Boto3 invoke_agent Compliance Wrapper

When calling Bedrock Agents from application code via boto3, wrap invoke_agent with a compliance capture function. Generate or receive the session_id before the invocation — it becomes the decision_id for all interactions in this pipeline. After receiving the streaming response, call ghost.capture() with the aggregated final response text. Also capture failed invocations as compliance events — invocation failures are themselves compliance-relevant events. The session_id approach means all action group Lambda captures and the wrapper-level capture share the same decision_id, creating a complete audit trail from application entry through every action invocation to final response.

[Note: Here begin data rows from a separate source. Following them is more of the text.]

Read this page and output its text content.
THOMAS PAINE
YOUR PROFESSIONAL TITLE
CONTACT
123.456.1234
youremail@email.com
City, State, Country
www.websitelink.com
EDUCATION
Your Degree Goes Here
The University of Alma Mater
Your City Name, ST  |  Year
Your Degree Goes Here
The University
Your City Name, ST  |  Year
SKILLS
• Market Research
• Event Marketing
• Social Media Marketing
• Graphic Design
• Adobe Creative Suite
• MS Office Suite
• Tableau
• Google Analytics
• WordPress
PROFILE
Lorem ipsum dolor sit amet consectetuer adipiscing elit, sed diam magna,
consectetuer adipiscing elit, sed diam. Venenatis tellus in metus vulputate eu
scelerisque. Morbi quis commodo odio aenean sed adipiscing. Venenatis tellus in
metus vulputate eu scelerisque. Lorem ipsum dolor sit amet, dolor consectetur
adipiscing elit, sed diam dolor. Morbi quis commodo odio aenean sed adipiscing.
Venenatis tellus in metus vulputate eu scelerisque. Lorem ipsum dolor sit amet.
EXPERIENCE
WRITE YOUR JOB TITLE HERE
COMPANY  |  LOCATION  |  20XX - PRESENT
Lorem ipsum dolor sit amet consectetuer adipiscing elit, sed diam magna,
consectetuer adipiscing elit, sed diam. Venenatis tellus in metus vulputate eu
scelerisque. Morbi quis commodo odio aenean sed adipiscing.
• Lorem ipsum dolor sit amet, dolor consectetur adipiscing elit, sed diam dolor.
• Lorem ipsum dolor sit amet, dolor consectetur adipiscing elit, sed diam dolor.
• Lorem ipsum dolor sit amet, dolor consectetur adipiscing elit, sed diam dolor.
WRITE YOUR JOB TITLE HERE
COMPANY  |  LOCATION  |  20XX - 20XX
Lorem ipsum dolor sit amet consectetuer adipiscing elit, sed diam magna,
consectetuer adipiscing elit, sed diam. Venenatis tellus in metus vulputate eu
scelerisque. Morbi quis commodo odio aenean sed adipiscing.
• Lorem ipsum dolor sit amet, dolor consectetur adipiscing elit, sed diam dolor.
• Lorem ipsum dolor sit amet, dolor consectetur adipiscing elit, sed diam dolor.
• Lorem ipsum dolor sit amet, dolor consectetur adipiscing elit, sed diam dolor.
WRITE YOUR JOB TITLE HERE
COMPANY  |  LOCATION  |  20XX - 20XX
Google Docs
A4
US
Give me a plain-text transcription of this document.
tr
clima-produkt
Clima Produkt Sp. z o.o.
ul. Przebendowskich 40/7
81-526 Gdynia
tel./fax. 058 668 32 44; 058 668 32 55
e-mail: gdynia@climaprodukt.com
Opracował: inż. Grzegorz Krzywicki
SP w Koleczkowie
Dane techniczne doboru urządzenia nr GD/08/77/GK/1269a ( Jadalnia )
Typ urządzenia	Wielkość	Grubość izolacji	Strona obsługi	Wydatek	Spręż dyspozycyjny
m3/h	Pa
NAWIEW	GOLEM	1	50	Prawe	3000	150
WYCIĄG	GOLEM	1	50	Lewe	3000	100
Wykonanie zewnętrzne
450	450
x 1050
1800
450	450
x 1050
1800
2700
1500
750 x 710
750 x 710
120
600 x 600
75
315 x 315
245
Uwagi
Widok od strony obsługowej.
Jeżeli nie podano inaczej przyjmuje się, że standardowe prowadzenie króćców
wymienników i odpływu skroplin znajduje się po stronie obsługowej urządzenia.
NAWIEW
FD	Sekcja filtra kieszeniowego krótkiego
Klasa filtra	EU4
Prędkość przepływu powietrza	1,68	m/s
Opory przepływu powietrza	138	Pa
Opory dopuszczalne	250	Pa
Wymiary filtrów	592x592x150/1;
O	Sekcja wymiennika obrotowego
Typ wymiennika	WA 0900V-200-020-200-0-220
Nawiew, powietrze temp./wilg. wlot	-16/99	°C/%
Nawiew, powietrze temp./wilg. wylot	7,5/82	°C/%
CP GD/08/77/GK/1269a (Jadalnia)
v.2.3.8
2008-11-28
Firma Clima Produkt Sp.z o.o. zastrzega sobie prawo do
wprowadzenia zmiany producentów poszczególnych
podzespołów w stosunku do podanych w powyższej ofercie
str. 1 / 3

Bedrock Guardrails Compliance Capture

Bedrock Guardrails can block requests that violate content policies. When a Guardrail intervenes (amazon-bedrock-guardrailAction: GUARDRAIL_INTERVENED), capture the rejection as a compliance event with decision_type set to the original decision type plus _guardrail_blocked, action set to GUARDRAIL_BLOCKED, and confidence set to 1.0 (the Guardrail fired with certainty). This satisfies EU AI Act Article 14 documentation requirements — the system's safety controls are part of the compliance record. Guardrail rejection records share the session_id (decision_id) with the normal decision path, so auditors can see both successful decisions and blocked attempts in the full pipeline audit trail.